Why I No Longer Watch Professional Wrestling

Chris ElliottContributor IIIFebruary 14, 2012

ELDON - JULY 5: Mike and Teddy Jr. train at the Harley Race's Wrestling School on July 5, 2006 in Eldon, Missouri. Harley Race's legendary wrestling career spanned nearly four decades. During that time Race won eight NWA World Championships, managed two wrestlers to the WCW World Championship and was involved in operating the NWA territories in Kansas City and St. Louis. Mike and Teddy DiBiase Jr. are the sons of world famous Ted DiBiase, better known as The Million Dollar Man in the wrestling world. (Photo by Ezra Shaw/Getty Images)
Ezra Shaw/Getty Images

I use to love professional wrestling.

My friends and I would get together and pretend that we were different wrestlers and have a massive battle royal where, inevitably, someone would go home crying.

As we grew up, we started to have weekly wrestling parties at each others homes, which would always result in a battle royal and, inevitably, someone would go home crying.

Eventually we all grew up, and, well, you see the repetition.

From the first time I heard Ric Flair's "Woooooooo," I was hooked. I had a few favorites in my time—Dean Malenko, Brian Pillman, Chris Benoit (pre-homicidal, brain damaged days), Ultimate Warrior (pre-career suicidal, brain damaged days), Rick Rude, Arn Anderson and, of course, Ric Flair, always "Slick" Ric. 

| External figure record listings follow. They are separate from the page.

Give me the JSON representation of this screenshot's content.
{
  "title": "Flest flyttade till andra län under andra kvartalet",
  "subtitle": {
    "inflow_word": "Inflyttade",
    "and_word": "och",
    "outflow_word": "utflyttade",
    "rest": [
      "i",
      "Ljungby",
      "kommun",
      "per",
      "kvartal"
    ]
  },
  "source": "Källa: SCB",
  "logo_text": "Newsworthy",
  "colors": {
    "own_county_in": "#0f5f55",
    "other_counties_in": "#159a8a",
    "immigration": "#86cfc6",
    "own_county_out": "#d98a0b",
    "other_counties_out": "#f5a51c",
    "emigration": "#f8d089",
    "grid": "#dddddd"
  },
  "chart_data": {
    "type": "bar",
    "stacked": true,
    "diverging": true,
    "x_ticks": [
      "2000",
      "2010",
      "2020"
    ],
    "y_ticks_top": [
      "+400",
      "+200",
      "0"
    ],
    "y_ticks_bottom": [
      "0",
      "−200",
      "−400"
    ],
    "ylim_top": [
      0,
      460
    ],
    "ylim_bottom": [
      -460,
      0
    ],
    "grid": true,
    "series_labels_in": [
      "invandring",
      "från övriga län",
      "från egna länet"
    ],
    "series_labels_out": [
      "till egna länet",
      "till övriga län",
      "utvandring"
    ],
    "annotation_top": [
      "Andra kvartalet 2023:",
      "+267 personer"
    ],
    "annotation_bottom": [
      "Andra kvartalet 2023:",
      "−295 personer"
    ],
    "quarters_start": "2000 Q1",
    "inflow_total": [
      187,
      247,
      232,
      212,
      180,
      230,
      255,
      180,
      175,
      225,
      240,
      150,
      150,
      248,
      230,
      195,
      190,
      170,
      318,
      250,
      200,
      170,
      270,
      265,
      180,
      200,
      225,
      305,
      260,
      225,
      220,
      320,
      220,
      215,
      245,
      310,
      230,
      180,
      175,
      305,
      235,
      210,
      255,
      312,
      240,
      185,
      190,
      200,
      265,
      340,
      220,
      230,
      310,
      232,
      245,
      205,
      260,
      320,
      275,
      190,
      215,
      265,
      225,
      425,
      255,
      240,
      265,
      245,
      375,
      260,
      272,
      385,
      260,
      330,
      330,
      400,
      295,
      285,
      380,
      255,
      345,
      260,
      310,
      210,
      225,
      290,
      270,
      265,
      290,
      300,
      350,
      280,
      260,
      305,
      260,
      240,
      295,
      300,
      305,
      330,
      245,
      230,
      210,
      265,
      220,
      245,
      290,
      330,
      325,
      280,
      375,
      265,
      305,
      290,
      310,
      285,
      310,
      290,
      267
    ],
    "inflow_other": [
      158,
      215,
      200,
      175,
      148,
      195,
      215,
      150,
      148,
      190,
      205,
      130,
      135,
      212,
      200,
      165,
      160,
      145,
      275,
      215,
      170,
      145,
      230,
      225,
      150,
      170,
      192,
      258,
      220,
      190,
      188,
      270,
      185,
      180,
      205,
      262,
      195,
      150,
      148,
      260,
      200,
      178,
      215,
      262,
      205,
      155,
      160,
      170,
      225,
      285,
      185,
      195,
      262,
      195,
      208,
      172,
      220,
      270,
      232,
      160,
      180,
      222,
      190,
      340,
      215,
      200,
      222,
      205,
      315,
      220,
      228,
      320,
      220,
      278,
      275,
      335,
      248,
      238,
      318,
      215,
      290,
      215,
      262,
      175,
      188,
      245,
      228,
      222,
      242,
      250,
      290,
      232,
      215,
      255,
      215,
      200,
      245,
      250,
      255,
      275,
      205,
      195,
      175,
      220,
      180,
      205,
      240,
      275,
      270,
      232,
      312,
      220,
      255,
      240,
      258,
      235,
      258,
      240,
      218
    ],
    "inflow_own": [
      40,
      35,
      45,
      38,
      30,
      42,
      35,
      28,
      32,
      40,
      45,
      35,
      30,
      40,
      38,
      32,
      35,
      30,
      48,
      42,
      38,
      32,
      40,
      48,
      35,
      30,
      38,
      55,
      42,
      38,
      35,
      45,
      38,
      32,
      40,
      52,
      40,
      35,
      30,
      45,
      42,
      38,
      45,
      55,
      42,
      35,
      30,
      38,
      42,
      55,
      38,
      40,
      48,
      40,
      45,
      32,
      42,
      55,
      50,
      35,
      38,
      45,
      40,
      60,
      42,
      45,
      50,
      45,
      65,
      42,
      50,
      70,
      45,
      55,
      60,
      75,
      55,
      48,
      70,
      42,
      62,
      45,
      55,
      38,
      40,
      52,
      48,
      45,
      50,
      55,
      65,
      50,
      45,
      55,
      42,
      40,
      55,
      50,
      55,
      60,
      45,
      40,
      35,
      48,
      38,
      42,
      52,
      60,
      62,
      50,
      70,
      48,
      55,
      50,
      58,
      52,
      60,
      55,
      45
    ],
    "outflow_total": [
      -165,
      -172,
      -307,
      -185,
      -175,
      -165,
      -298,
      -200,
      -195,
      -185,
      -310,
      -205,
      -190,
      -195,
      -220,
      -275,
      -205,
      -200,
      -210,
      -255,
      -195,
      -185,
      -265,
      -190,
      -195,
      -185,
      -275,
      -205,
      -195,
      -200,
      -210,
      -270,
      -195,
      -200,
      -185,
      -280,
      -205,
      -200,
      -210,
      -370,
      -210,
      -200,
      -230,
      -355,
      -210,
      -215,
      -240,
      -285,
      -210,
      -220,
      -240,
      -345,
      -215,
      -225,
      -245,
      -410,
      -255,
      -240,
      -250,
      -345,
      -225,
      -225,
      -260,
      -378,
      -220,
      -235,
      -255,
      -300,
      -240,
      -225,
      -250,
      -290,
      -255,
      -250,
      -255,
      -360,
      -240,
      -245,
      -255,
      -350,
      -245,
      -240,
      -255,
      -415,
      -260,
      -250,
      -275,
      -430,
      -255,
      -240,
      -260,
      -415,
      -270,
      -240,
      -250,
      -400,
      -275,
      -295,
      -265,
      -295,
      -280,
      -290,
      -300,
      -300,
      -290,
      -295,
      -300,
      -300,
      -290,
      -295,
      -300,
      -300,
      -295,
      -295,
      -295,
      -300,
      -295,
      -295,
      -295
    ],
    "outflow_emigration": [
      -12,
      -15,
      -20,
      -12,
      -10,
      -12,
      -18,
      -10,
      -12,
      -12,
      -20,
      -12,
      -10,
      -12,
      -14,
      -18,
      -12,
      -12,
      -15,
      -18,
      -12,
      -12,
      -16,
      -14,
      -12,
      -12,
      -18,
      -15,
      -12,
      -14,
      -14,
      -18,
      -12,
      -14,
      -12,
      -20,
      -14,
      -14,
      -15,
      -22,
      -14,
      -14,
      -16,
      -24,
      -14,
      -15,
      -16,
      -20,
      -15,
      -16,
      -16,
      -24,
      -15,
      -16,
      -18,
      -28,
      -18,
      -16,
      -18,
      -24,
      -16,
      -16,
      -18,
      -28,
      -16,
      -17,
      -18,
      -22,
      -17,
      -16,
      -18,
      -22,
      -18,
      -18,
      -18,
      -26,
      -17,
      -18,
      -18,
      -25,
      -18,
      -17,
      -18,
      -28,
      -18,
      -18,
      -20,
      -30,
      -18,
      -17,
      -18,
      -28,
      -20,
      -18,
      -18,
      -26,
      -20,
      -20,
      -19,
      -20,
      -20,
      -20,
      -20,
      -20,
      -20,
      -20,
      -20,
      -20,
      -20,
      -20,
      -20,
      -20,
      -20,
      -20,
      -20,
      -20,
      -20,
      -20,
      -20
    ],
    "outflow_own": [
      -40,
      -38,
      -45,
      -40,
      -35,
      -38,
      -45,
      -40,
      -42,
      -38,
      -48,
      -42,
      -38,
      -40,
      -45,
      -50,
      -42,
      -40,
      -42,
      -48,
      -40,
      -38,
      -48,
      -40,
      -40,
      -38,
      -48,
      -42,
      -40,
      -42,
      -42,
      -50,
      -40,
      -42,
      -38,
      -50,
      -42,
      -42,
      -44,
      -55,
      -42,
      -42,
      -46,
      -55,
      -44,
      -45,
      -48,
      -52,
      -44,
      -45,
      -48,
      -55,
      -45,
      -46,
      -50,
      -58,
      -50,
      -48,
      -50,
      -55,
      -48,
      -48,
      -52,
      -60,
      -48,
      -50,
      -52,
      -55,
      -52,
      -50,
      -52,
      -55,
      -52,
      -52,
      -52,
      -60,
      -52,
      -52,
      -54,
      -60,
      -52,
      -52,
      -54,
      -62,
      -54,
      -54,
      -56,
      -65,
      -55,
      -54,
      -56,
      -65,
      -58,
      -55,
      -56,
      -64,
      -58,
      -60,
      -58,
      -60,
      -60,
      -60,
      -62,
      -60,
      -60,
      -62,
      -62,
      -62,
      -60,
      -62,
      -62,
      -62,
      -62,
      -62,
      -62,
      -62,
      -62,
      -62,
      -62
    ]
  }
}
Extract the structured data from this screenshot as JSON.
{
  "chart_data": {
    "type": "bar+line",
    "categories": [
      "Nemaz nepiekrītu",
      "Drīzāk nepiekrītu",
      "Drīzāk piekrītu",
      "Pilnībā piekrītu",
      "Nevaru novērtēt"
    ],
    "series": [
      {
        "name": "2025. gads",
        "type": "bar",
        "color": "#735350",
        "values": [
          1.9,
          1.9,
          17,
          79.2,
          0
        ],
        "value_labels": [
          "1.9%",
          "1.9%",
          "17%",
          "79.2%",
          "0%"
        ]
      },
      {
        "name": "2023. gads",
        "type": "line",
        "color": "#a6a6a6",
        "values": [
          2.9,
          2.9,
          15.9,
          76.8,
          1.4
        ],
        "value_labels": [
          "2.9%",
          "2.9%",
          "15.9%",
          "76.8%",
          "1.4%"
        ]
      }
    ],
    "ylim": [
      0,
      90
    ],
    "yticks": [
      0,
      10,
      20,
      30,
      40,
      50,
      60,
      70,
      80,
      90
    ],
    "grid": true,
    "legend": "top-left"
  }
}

A Georgia native, I felt it necessary to be a loyal NWA/WCW fan.

I watched as the NWA became WCW, the Ted Turner years, the Bill Watts no-jumping-off-the-top-rope years, the move to Monday Night Nitro, the NWO  phenomenon, the three-hour Nitros followed by Thunder on Thursdays, the NWO  phenomenon, the New Bloods and, finally, the death of the company.

To say that I embodied the word "fanatic" would be an understatement. 

Don't get me wrong, I did cheat a little bit. I had a brief love affair with ECW.

It was new, I was young, I really didn't know any better being that I came from a conservative "Southern Rasslin" background.


It seemed to end as quickly as it began.

SYFY bought and sold ECW like a cheap "One Night Stand"—see how I played a pay-per-view title in there—and the affair was over.

ECW would eventually be rewritten in WWE, but it just wasn't the same. 

Fast forward a few years. I am "Married With Children"—also a phenomenal watch, but I digress—and have gone from a "strict wrestling fanatic" to a "watch occasionally" and finally to a "catch it if nothing better is on" type of guy.

I blame the buyout.

I remember being invited to the 2006 Royal Rumble Pay-Per-View. I watched as Rey Mysterio won the Royal Rumble, and I jokingly told my friends, "If Mysterio ever becomes champion, I will quit watching wrestling forever."

At Wrestlemania 22, I watched as 5'6", 170-lbs if soaking wet Mysterio upset 6'0", 245-lbs Kurt Angle and 6'4", 235-lbs Randy Orton in a Triple Threat Match. My prediction had come to pass.

Never one to welsh on a bet, I stopped watching.


But, it was actually more than just the bet that made me quit.

The storylines had gotten old. When I watched a storyline unfold, I could have sworn I saw it a five or 10 years back with different participants. I have actually watched one or two events since 2006 and I have recognized more than a few stories.


Also, the characters became stale. I am shocked to see that The Undertaker, Hulk Hogan and even, dare I say, Ric Flair are still active in one way or another. 

I guess I am just following in the path of the wrestling fan, though. The generation before mine, the 1970's, didn't get Hulk Hogan or Monday Night Raw or the Nitro Girls.

And, just as they did, I long for the "good old days" when all we wanted was for Shawn Michales to face Sting in an Inter-Federation match and for Tommy Dreamer to beat that jerk Raven just once. 

Oh, well. I hear that there are some pretty good "new guys" out there.

Maybe it is time to give wrestling another shot.